A US$47 Million Backing of the Future of Protein Design: Behind Galux’s AI Breakthrough

How a Korean biotech startup is using AI to move drug discovery from trial-and-error to precision design

Updated

February 10, 2026 11:17 PM

A close up of a protein structure model. PHOTO: UNSPLASH

For decades, drug discovery has relied on trial and error, with scientists testing thousands of molecules to find one that works. Galux, a South Korean biotech startup, is changing that by using AI to design proteins from scratch. This method, called “de novo” design, makes it possible to build precise new therapies instead of searching through existing ones.

The company recently announced a US$29 million Series B funding round, bringing its total capital to US$47 million.This significant investment attracted a substantial roster of institutional backers, including the Korea Development Bank (KDB), Yuanta Investment, SL Investment and NCORE Ventures. These firms joined existing investors such as InterVest, DAYLI Partners and PATHWAY Investment, as well as new participants including SneakPeek Investments, Korea Investment & Securities and Mirae Asset Securities.
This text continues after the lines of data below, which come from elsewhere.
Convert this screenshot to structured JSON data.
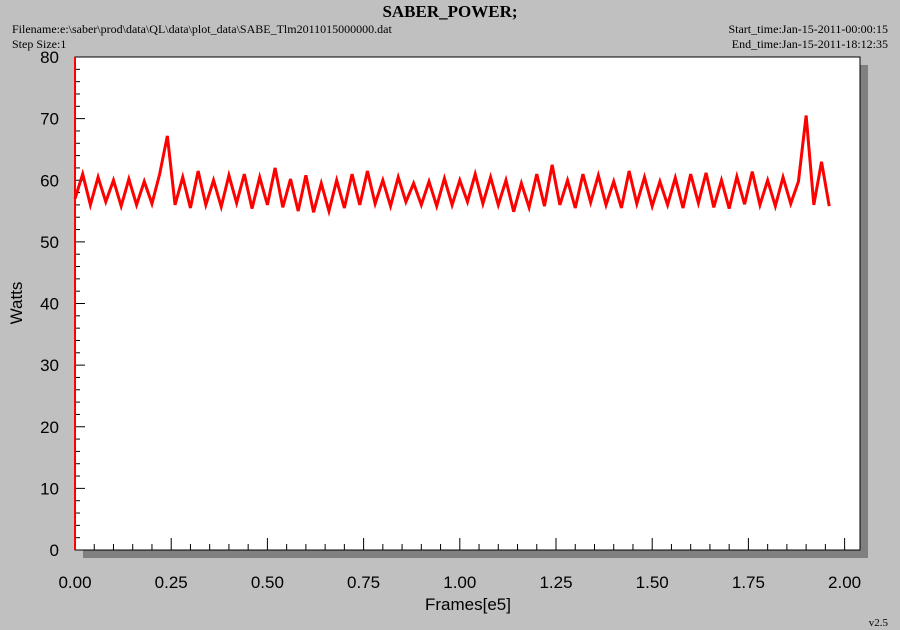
{
  "chart_data": {
    "type": "line",
    "title": "SABER_POWER;",
    "filename": "Filename:e:\\saber\\prod\\data\\QL\\data\\plot_data\\SABE_Tlm2011015000000.dat",
    "step_size": "Step Size:1",
    "start_time": "Start_time:Jan-15-2011-00:00:15",
    "end_time": "End_time:Jan-15-2011-18:12:35",
    "version": "v2.5",
    "x_label": "Frames[e5]",
    "y_label": "Watts",
    "color": "#ff0000",
    "xlim": [
      0,
      2.04
    ],
    "ylim": [
      0,
      80
    ],
    "xticks": [
      {
        "value": 0,
        "label": "0.00"
      },
      {
        "value": 0.25,
        "label": "0.25"
      },
      {
        "value": 0.5,
        "label": "0.50"
      },
      {
        "value": 0.75,
        "label": "0.75"
      },
      {
        "value": 1,
        "label": "1.00"
      },
      {
        "value": 1.25,
        "label": "1.25"
      },
      {
        "value": 1.5,
        "label": "1.50"
      },
      {
        "value": 1.75,
        "label": "1.75"
      },
      {
        "value": 2,
        "label": "2.00"
      }
    ],
    "yticks": [
      0,
      10,
      20,
      30,
      40,
      50,
      60,
      70,
      80
    ],
    "x": [
      0,
      0.02,
      0.04,
      0.06,
      0.08,
      0.1,
      0.12,
      0.14,
      0.16,
      0.18,
      0.2,
      0.22,
      0.24,
      0.26,
      0.28,
      0.3,
      0.32,
      0.34,
      0.36,
      0.38,
      0.4,
      0.42,
      0.44,
      0.46,
      0.48,
      0.5,
      0.52,
      0.54,
      0.56,
      0.58,
      0.6,
      0.62,
      0.64,
      0.66,
      0.68,
      0.7,
      0.72,
      0.74,
      0.76,
      0.78,
      0.8,
      0.82,
      0.84,
      0.86,
      0.88,
      0.9,
      0.92,
      0.94,
      0.96,
      0.98,
      1,
      1.02,
      1.04,
      1.06,
      1.08,
      1.1,
      1.12,
      1.14,
      1.16,
      1.18,
      1.2,
      1.22,
      1.24,
      1.26,
      1.28,
      1.3,
      1.32,
      1.34,
      1.36,
      1.38,
      1.4,
      1.42,
      1.44,
      1.46,
      1.48,
      1.5,
      1.52,
      1.54,
      1.56,
      1.58,
      1.6,
      1.62,
      1.64,
      1.66,
      1.68,
      1.7,
      1.72,
      1.74,
      1.76,
      1.78,
      1.8,
      1.82,
      1.84,
      1.86,
      1.88,
      1.9,
      1.92,
      1.94,
      1.96
    ],
    "values": [
      57,
      61,
      56,
      60.5,
      56.5,
      60,
      55.8,
      60.2,
      56,
      59.8,
      56.2,
      61,
      67.2,
      56,
      60.5,
      55.5,
      61.5,
      56,
      60,
      55.7,
      60.8,
      56.3,
      61,
      55.4,
      60.5,
      56,
      62,
      55.6,
      60.2,
      55,
      60.8,
      54.8,
      59.5,
      55,
      60,
      55.5,
      61,
      56,
      61.5,
      56.2,
      60,
      55.8,
      60.5,
      56.5,
      59.5,
      56,
      59.8,
      55.8,
      60.3,
      56,
      60,
      56.5,
      61,
      56.2,
      60.5,
      56,
      60,
      54.9,
      59.5,
      55.6,
      61,
      55.8,
      62.5,
      56,
      60,
      55.5,
      61,
      56.4,
      60.8,
      56,
      59.8,
      55.5,
      61.5,
      56.2,
      60.5,
      55.8,
      59.8,
      56,
      60.4,
      55.5,
      61,
      56.3,
      61.2,
      55.6,
      60,
      55.4,
      60.6,
      56.1,
      61.4,
      56,
      60,
      55.8,
      60.5,
      56.2,
      59.8,
      70.5,
      56,
      63,
      55.8
    ]
  }
}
At the core of the company’s work is a platform called GaluxDesign. Unlike many AI tools that only predict how existing proteins fold, this system uses deep learning and physics to create entirely new therapeutic antibodies. This “from scratch” approach lets the team go after so-called “undruggable” proteins. These are targets that traditional small-molecule drugs can’t reach because they lack clear binding pockets. By designing proteins to fit these complex shapes, Galux aims to unlock treatments that have stayed out of reach for decades. And that’s exactly why investors are paying attention.

The pharmaceutical industry is actively looking for faster and more efficient ways to develop new drugs, and Galux is built for exactly that. The company connects its AI platform directly to its own wet lab, where designs can be tested in real time. Each result feeds straight back into the system, sharpening the next round of models. This continuous loop speeds up discovery and improves precision at every step. It’s also why partners like Celltrion, LG Chem and Boehringer Ingelheim are already working with Galux.

Galux is no longer just trying to make drugs that stick to a target. The company now wants its AI to design medicines that actually work in the body and can be made at scale. In simple terms, a drug has to do more than bind to a disease—it must be stable, safe and strong enough to change how the illness behaves. Galux is moving into tougher targets such as ion channels and GPCRs. These play key roles in heart function and sensory signals. Ultimately, the goal is to show that AI-driven design can turn complex biology into real treatments. And instead of hunting blindly for a solution, the team is building exactly what they need.